Get Yourself Some Good PR

As word of mouth and their story spread, the founders starred in a reality TV show, The Fabulous Beekman Boys, which followed their entrepreneurial journey and ran for two seasons. In 2012, the pair also competed in and won the 21st season of The Amazing Race, claiming the $1 million grand prize.

Their easy-to-love story generated sales in department stores, at their flagship store in Sharon Springs– a store “in the middle of nowhere,” as the site describes–and on their website where they sold direct-to-consumer. In 2020, Beekman 1802 began partnering with Ulta Beauty to sell its products in 400 retail stores across the country. The same year, when the Covid-19 pandemic halted a partnership with QVC, the company transformed the empty space above their retail store into a TV studio to host live-stream shopping videos themselves using Livescale. The company says it has brought in over $1000 per minute when streaming.

Take Baby (Goat) Steps

While buyers first came knocking for investment in the company in 2015, the bootstrapped entrepreneurs didn’t want to sell to just anyone. It wasn’t until 2021 that they found worthy investors when private equity company Eurazeo invested $62 million to acquire a majority and controlling stake in Beekman, with Cohesive Capital Partners and the Cherng Family Trust investing additional funds for a total investment of $92 million.
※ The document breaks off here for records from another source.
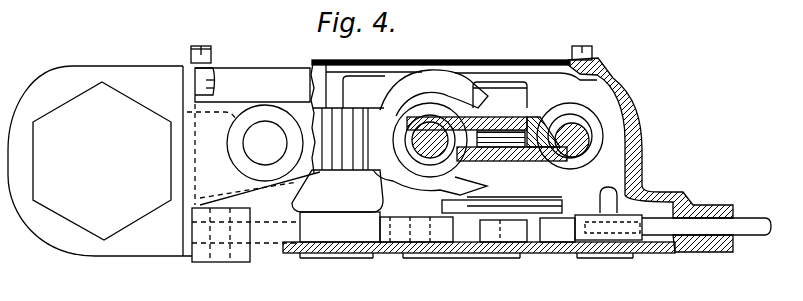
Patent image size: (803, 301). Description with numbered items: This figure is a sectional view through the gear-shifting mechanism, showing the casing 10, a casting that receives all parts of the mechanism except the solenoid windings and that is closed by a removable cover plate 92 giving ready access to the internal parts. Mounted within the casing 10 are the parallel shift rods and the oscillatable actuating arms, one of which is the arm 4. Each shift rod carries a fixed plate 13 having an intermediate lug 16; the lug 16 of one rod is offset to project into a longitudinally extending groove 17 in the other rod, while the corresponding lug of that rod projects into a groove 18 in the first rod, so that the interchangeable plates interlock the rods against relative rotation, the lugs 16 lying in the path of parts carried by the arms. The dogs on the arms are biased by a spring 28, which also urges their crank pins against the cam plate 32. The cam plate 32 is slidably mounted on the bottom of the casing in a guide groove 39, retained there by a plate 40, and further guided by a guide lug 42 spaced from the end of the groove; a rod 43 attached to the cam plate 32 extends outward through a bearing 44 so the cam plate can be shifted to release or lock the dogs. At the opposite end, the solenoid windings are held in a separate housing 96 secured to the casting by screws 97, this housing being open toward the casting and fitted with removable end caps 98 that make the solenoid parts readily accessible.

The housing 96 is at (73, 82).
The screws 97 is at (215, 87).
The end caps 98 is at (137, 220).
The actuating arm 4 is at (396, 85).
The cover plate 92 is at (463, 58).
The groove 18 is at (437, 122).
The spring 28 is at (490, 124).
The plate 13 is at (529, 120).
The intermediate lug 16 is at (548, 118).
The casing 10 is at (633, 104).
The groove 17 is at (566, 166).
The guide groove 39 is at (350, 232).
The plate 40 is at (401, 248).
The guide lug 42 is at (521, 250).
The cam plate 32 is at (618, 250).
The bearing 44 is at (721, 252).
The rod 43 is at (750, 230).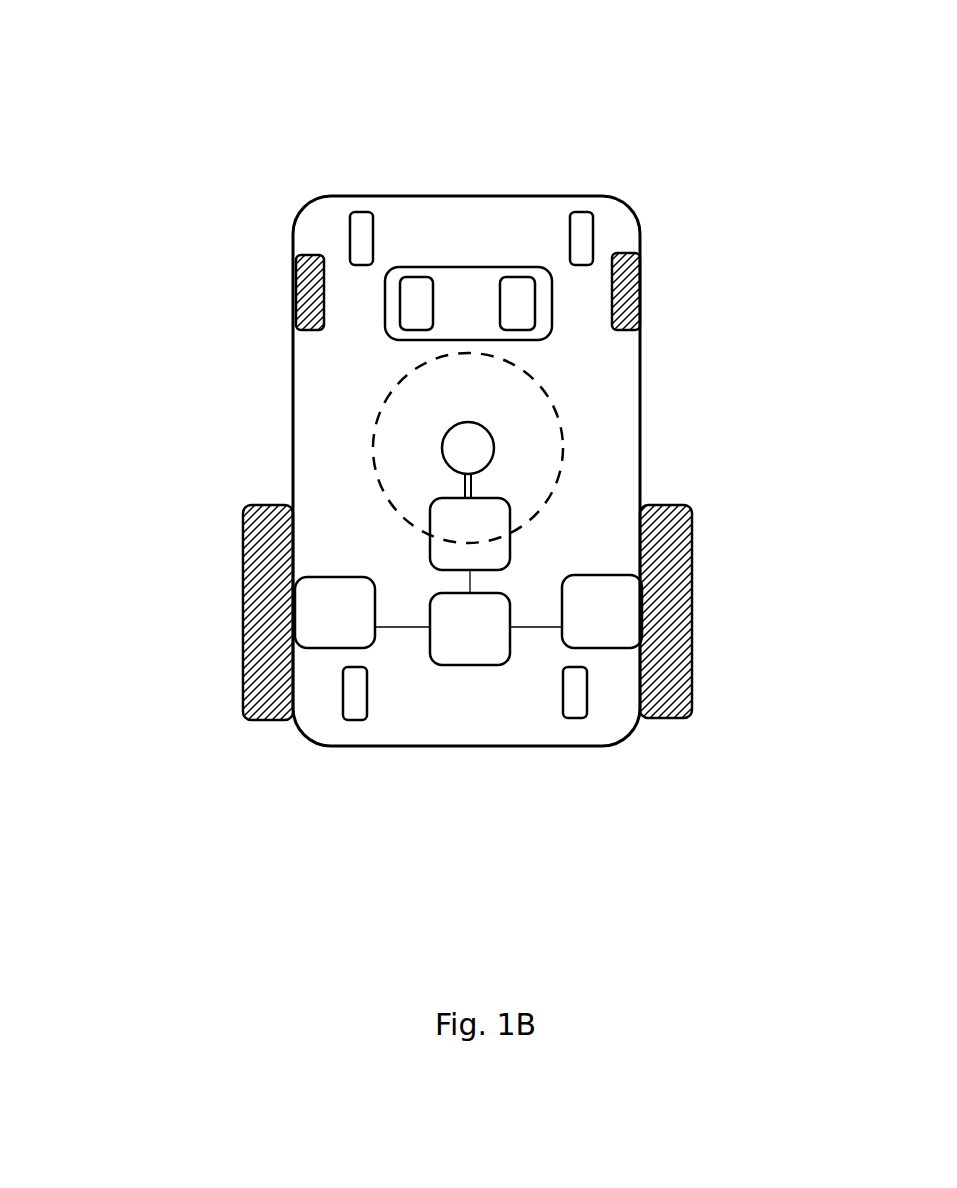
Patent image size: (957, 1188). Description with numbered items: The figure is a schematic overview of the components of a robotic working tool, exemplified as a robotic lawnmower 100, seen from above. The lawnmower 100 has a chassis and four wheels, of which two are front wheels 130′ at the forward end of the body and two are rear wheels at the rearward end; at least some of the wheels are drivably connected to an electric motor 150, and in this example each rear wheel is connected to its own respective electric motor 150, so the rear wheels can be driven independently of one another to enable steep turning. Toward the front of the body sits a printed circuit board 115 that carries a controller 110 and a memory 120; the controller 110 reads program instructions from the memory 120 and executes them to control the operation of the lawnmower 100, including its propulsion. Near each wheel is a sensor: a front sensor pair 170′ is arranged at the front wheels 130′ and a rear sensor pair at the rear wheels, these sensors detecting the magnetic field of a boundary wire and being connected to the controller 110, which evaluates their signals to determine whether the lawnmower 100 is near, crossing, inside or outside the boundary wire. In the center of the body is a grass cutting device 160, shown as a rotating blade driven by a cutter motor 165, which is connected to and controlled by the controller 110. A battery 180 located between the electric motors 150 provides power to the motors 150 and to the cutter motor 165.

The robotic lawnmower 100 is at (390, 196).
The controller 110 is at (520, 273).
The printed circuit board 115 is at (468, 263).
The memory 120 is at (405, 283).
The front wheels 130′ is at (294, 308).
The electric motor 150 is at (330, 618).
The grass cutting device 160 is at (567, 423).
The cutter motor 165 is at (423, 507).
The front sensor pair 170′ is at (353, 223).
The battery 180 is at (480, 643).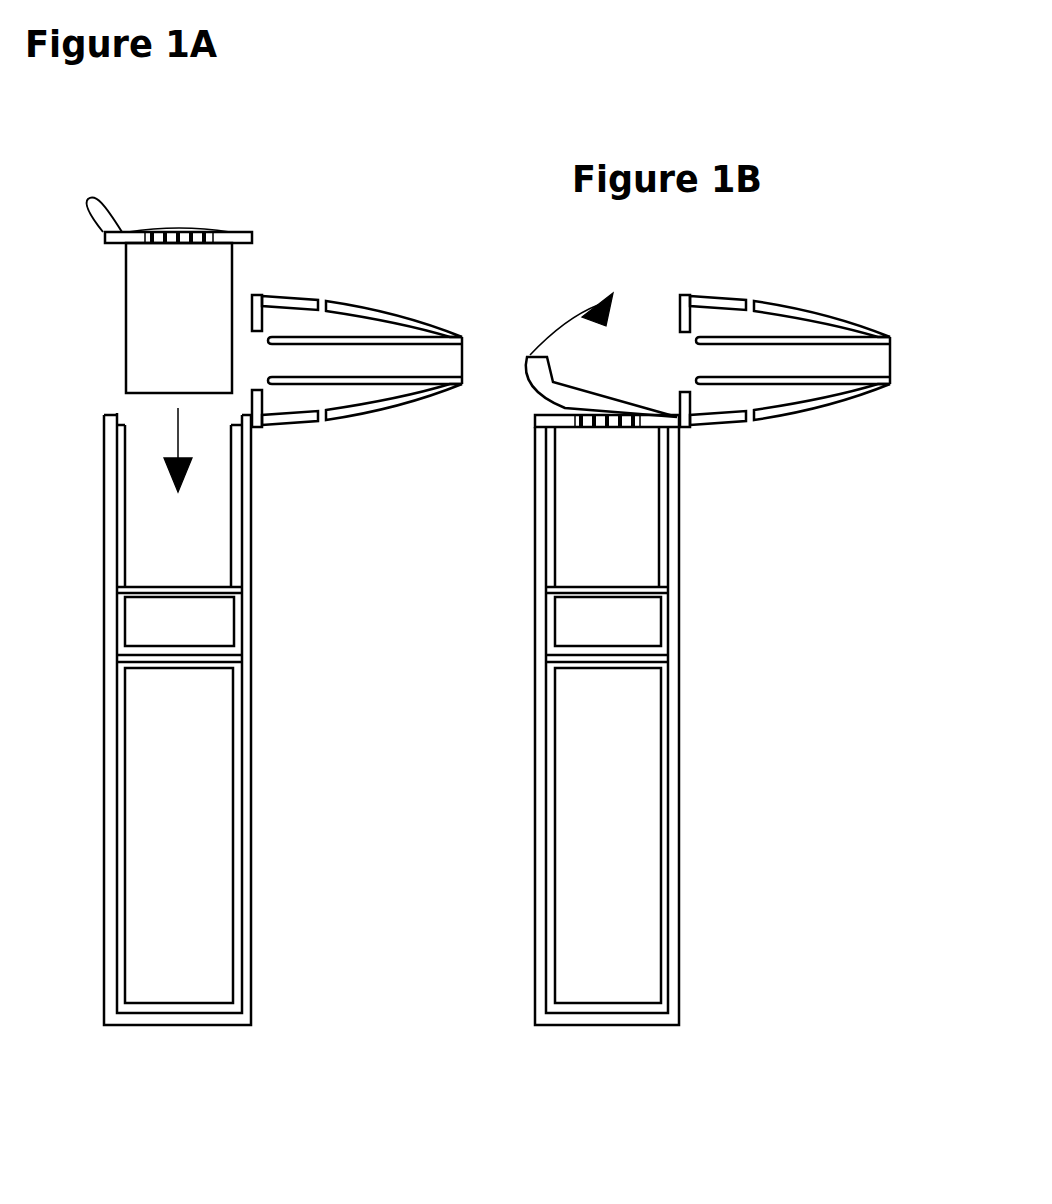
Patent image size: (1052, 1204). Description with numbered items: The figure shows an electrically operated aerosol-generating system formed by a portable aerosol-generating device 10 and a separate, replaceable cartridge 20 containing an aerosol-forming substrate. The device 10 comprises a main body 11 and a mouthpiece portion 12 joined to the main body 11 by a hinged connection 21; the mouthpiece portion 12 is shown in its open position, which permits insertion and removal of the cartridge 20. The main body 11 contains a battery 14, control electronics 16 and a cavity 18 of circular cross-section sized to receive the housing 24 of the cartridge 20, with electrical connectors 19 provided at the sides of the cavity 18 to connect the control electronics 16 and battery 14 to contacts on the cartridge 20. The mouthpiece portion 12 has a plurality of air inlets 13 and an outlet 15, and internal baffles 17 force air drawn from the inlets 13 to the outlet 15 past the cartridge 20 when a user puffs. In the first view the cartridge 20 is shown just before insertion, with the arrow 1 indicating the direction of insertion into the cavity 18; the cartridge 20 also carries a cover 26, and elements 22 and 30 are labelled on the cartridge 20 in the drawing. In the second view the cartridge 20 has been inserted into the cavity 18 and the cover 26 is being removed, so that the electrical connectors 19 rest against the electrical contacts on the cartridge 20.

In FIG. 1A, the arrow 1 is at (175, 440).
In FIG. 1A, the aerosol-generating device 10 is at (98, 765).
In FIG. 1B, the aerosol-generating device 10 is at (526, 771).
In FIG. 1A, the main body 11 is at (253, 558).
In FIG. 1A, the mouthpiece portion 12 is at (388, 300).
In FIG. 1B, the mouthpiece portion 12 is at (818, 300).
In FIG. 1A, the air inlets 13 is at (322, 293).
In FIG. 1B, the air inlets 13 is at (750, 293).
In FIG. 1A, the battery 14 is at (200, 860).
In FIG. 1B, the battery 14 is at (630, 860).
In FIG. 1A, the outlet 15 is at (465, 355).
In FIG. 1A, the control electronics 16 is at (160, 627).
In FIG. 1B, the control electronics 16 is at (585, 627).
In FIG. 1A, the internal baffles 17 is at (363, 380).
In FIG. 1A, the cavity 18 is at (165, 548).
In FIG. 1A, the electrical connectors 19 is at (117, 505).
In FIG. 1B, the electrical connectors 19 is at (668, 500).
In FIG. 1A, the cartridge 20 is at (164, 261).
In FIG. 1B, the cartridge 20 is at (595, 545).
In FIG. 1A, the hinged connection 21 is at (254, 430).
In FIG. 1B, the hinged connection 21 is at (684, 430).
In FIG. 1A, the cap body 22 is at (172, 293).
In FIG. 1A, the housing 24 is at (233, 268).
In FIG. 1A, the cover 26 is at (153, 228).
In FIG. 1B, the cover 26 is at (605, 405).
In FIG. 1A, the gripping ribs 30 is at (228, 226).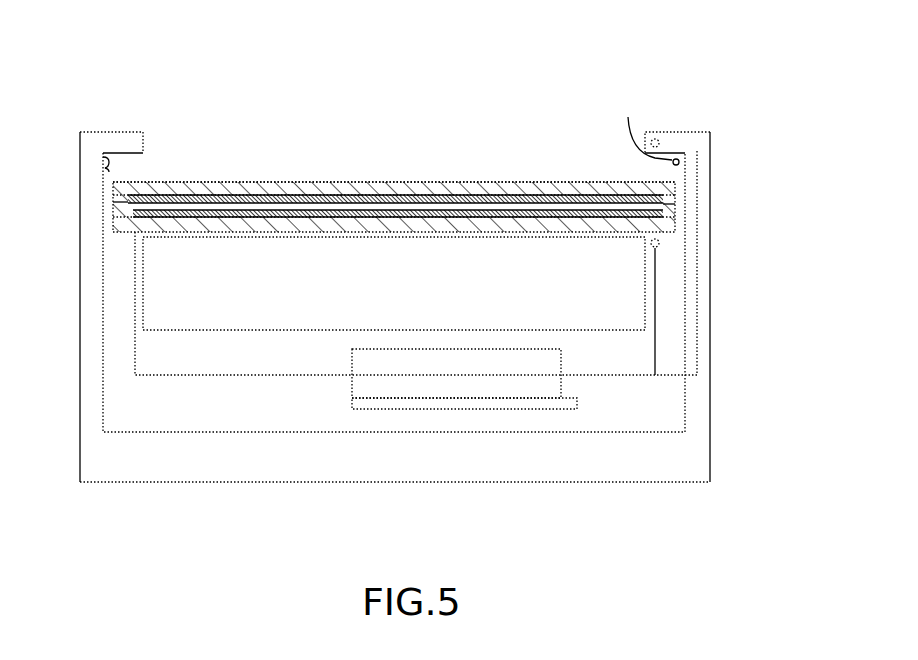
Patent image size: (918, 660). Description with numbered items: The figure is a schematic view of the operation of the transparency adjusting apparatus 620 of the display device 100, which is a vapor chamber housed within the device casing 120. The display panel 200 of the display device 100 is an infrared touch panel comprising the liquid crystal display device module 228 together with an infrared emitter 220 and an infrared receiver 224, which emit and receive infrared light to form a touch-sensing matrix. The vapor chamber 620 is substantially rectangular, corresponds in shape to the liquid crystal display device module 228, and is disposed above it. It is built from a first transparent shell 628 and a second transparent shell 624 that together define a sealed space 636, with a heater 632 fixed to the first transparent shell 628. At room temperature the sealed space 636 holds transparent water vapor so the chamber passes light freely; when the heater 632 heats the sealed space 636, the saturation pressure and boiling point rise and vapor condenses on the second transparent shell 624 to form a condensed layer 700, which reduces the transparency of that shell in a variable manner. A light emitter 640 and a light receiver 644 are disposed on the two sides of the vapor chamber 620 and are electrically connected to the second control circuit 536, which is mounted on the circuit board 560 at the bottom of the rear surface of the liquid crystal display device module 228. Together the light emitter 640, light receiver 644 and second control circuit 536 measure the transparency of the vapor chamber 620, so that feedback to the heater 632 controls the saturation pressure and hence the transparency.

The display device 100 is at (790, 55).
The device casing 120 is at (712, 440).
The infrared touch panel 200 is at (187, 388).
The infrared emitter 220 is at (105, 170).
The infrared receiver 224 is at (649, 128).
The liquid crystal display device module 228 is at (290, 333).
The second control circuit 536 is at (352, 397).
The circuit board 560 is at (578, 405).
The transparency adjusting apparatus 620 is at (488, 181).
The second transparent shell 624 is at (372, 200).
The first transparent shell 628 is at (578, 200).
The heater 632 is at (327, 203).
The sealed space 636 is at (293, 188).
The light emitter 640 is at (659, 144).
The light receiver 644 is at (660, 246).
The condensed layer 700 is at (195, 182).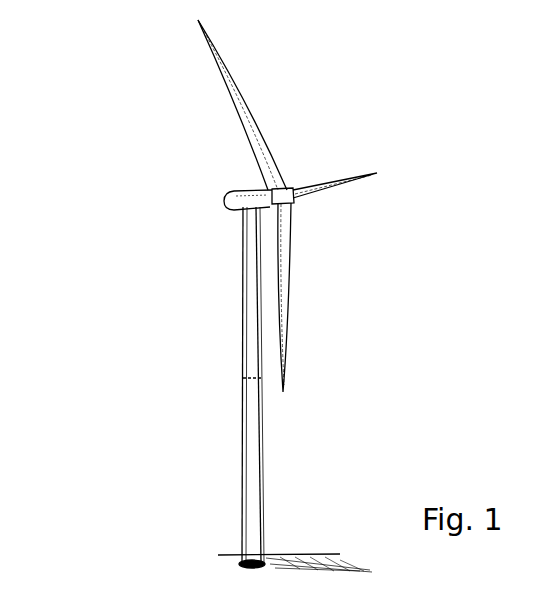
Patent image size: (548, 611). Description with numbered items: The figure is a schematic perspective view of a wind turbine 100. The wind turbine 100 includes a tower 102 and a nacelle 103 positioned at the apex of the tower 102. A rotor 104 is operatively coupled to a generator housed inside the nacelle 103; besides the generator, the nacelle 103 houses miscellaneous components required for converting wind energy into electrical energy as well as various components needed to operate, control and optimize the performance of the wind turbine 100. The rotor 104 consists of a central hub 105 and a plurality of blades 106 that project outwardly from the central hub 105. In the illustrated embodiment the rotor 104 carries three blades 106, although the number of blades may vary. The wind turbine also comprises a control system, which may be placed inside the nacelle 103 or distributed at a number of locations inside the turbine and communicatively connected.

The wind turbine 100 is at (108, 153).
The tower 102 is at (247, 323).
The nacelle 103 is at (240, 193).
The rotor 104 is at (362, 268).
The central hub 105 is at (286, 187).
The blades 106 is at (245, 109).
When reflecting on the journey, the founders are glad they didn’t take investment until 12 years after founding, and that they started out with small steps rather than a huge leap into the deep end of outside investment.

“Don’t think of it as a leap,” Kilmer-Purcell says of starting a company. “So many entrepreneurs see stories from the outside, like, ‘they were doing something one day, and then took this huge chance and then succeeded the next day.’ There’s a tendency in this day to think, ‘I have an idea, I’ve got to go out and get money– I’ve gotta Shark Tank this, and that’s my only hope of becoming a successful entrepreneur.’ And that’s not true. It doesn’t have to be elite. It can be small steps, making sure that you have a fallback, the entire way.”